Dalam sebuah konferensi pers, Senin (1/8/2011), Green yang didampingi Gill istrinya, menyatakan sudah tidak sabar untuk memulai kehidupan baru yang normal di London untuk pertama kali dengan Dylan, putra mereka yang berusia lima tahun.

"Dua tahun lalu, setiap hari saya saya bersepeda sejauh 14 km saat berangkat bekerja dan 14 km lagi saat pulang. Namun begitu dibawa ke rumah sakit, saya bahkan berjalan saja sangat sulit," katanya.

"Saya sangat senang bisa pulang dan bisa melakukan berbagai hal yang sudah lama tidak bisa saya lakukan, seperti bermain dengan anak atau memasak untuk keluarga," ujar ayah satu anak itu.

"Gerakan tubuh saya memang masih terbatas, tetapi setidaknya saya bisa pulang dan berkumpul dengna keluarga. Itu sangat berarti buat saya," imbuhnya.

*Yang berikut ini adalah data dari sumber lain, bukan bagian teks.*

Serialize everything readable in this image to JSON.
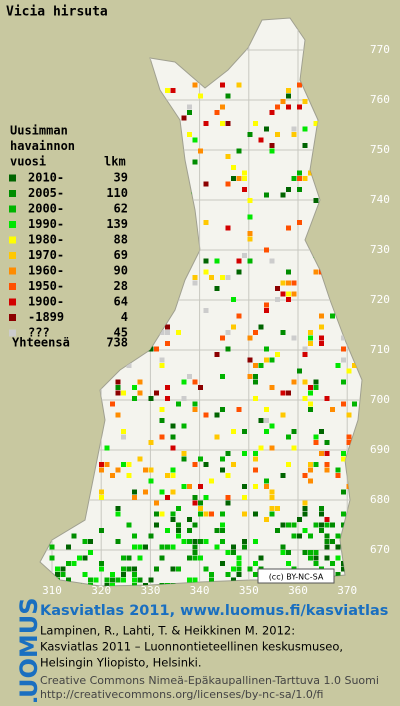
{
  "title": "Vicia hirsuta",
  "legend": {
    "heading": [
      "Uusimman",
      "havainnon",
      "vuosi"
    ],
    "count_heading": "lkm",
    "rows": [
      {
        "label": "2010-",
        "count": 39,
        "color": "#006400"
      },
      {
        "label": "2005-",
        "count": 110,
        "color": "#008c00"
      },
      {
        "label": "2000-",
        "count": 62,
        "color": "#00b400"
      },
      {
        "label": "1990-",
        "count": 139,
        "color": "#00e600"
      },
      {
        "label": "1980-",
        "count": 88,
        "color": "#ffff00"
      },
      {
        "label": "1970-",
        "count": 69,
        "color": "#ffc800"
      },
      {
        "label": "1960-",
        "count": 90,
        "color": "#ff8c00"
      },
      {
        "label": "1950-",
        "count": 28,
        "color": "#ff5000"
      },
      {
        "label": "1900-",
        "count": 64,
        "color": "#d20000"
      },
      {
        "label": "-1899",
        "count": 4,
        "color": "#8c0000"
      },
      {
        "label": "???",
        "count": 45,
        "color": "#cccccc"
      }
    ],
    "total": {
      "label": "Yhteensä",
      "count": 738
    }
  },
  "grid_labels": {
    "north": [
      770,
      760,
      750,
      740,
      730,
      720,
      710,
      700,
      690,
      680,
      670
    ],
    "east": [
      310,
      320,
      330,
      340,
      350,
      360,
      370
    ]
  },
  "license_badge": "(cc) BY-NC-SA",
  "footer": {
    "logo": "LUOMUS",
    "headline": "Kasviatlas 2011, www.luomus.fi/kasviatlas",
    "citation": [
      "Lampinen, R., Lahti, T. & Heikkinen M. 2012:",
      "Kasviatlas 2011 – Luonnontieteellinen keskusmuseo,",
      "Helsingin Yliopisto, Helsinki."
    ],
    "license": [
      "Creative Commons Nimeä-Epäkaupallinen-Tarttuva 1.0 Suomi",
      "http://creativecommons.org/licenses/by-nc-sa/1.0/fi"
    ]
  }
}
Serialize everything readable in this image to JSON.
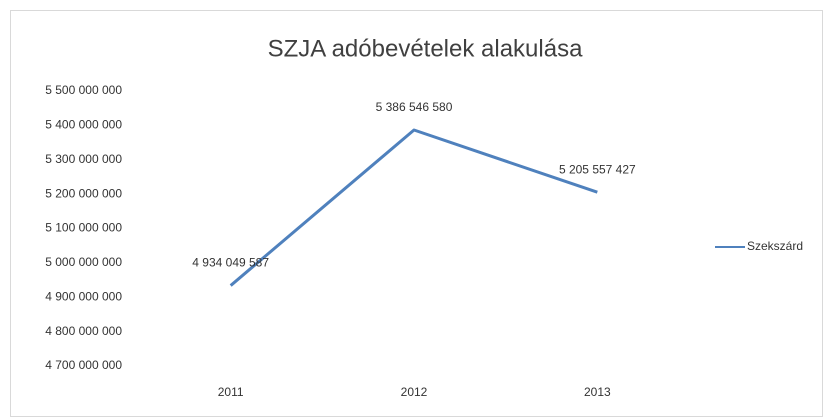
{
  "chart_data": {
    "type": "line",
    "title": "SZJA adóbevételek alakulása",
    "categories": [
      "2011",
      "2012",
      "2013"
    ],
    "series": [
      {
        "name": "Szekszárd",
        "color": "#4f81bd",
        "values": [
          4934049587,
          5386546580,
          5205557427
        ],
        "value_labels": [
          "4 934 049 587",
          "5 386 546 580",
          "5 205 557 427"
        ]
      }
    ],
    "ylim": [
      4700000000,
      5500000000
    ],
    "yticks": [
      {
        "value": 4700000000,
        "label": "4 700 000 000"
      },
      {
        "value": 4800000000,
        "label": "4 800 000 000"
      },
      {
        "value": 4900000000,
        "label": "4 900 000 000"
      },
      {
        "value": 5000000000,
        "label": "5 000 000 000"
      },
      {
        "value": 5100000000,
        "label": "5 100 000 000"
      },
      {
        "value": 5200000000,
        "label": "5 200 000 000"
      },
      {
        "value": 5300000000,
        "label": "5 300 000 000"
      },
      {
        "value": 5400000000,
        "label": "5 400 000 000"
      },
      {
        "value": 5500000000,
        "label": "5 500 000 000"
      }
    ],
    "grid": false,
    "legend": "right"
  }
}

Green menderita penyakit jantung yang disebut cardiomyopathia. Penyakit ini menyebabkan jantung melemah dengan cepat dan tidak mampu memompa darah ke seluruh tubuh. Kondisi itu menyebabkan dia sangat lemah hingga nyaris hanya bisa berbaring. Bergerak beberapa langkah saja sudah membuatnya kehabisan napas.

Harapan satu-satunya adalah transplantasi jantung, namun kondisinya terus memburuk sebelum ada donor potensial untuknya. Dokter di rumah sakit Papworth, sebuah rumah sakit jantung terkenal yang terletak di dekat Cambridge, bertindak cepat. Mereka memutuskan untuk memberinya jantung buatan utuh.

Operasi jantung yang dilaksanakan Juni lalu itu berlangsung selama enam jam. Dokter mengganti jantung rusak Green dengan alat yang menggantikan peran otot dan bilik jantung.

Tidak seperti pada jantung buatan sebelumnya, alat pacu jantung yang menjadi sumber tenaga jantung ini diletakkan di luar tubuh dan bisa dibawa di dalam tas atau ransel. Yang harus dilakukan Green hanya mengganti baterainya setiap beberapa jam dan jantung buatan itu bisa bertahan selama tiga tahun.

Menurut Steven Tsui, dokter bedah jantung memimpin operasi itu mengatakan, jantung buatan hasil desain SynCardia itu hanya dimaksudkan sebagai "jembatan" hingga ada jantung asli untuk ditransplantasikan pada Green.

Meskipun demikian, jantung buatan itu kini tengah dalam pengembangan untuk yang sifatnya permanen. "Untuk pertama kali kita melihat ada orang berjalan-jalan di Inggris tanpa jantung manusia," kata Tui.

"Kondisi Matthew sangat parah dan kami khawatir waktunya tidak lama lagi. Sejak operasi dilakukan, dia mendapat kesempatan hidup yang baru," imbuh Tui.

"Hal ini menunjukkan bahwa teknologi bisa mengalahkan penyakit. Saya berharap lebih banyak lagi perangkat seperti ini dikembangkan," ujar Steven Tui.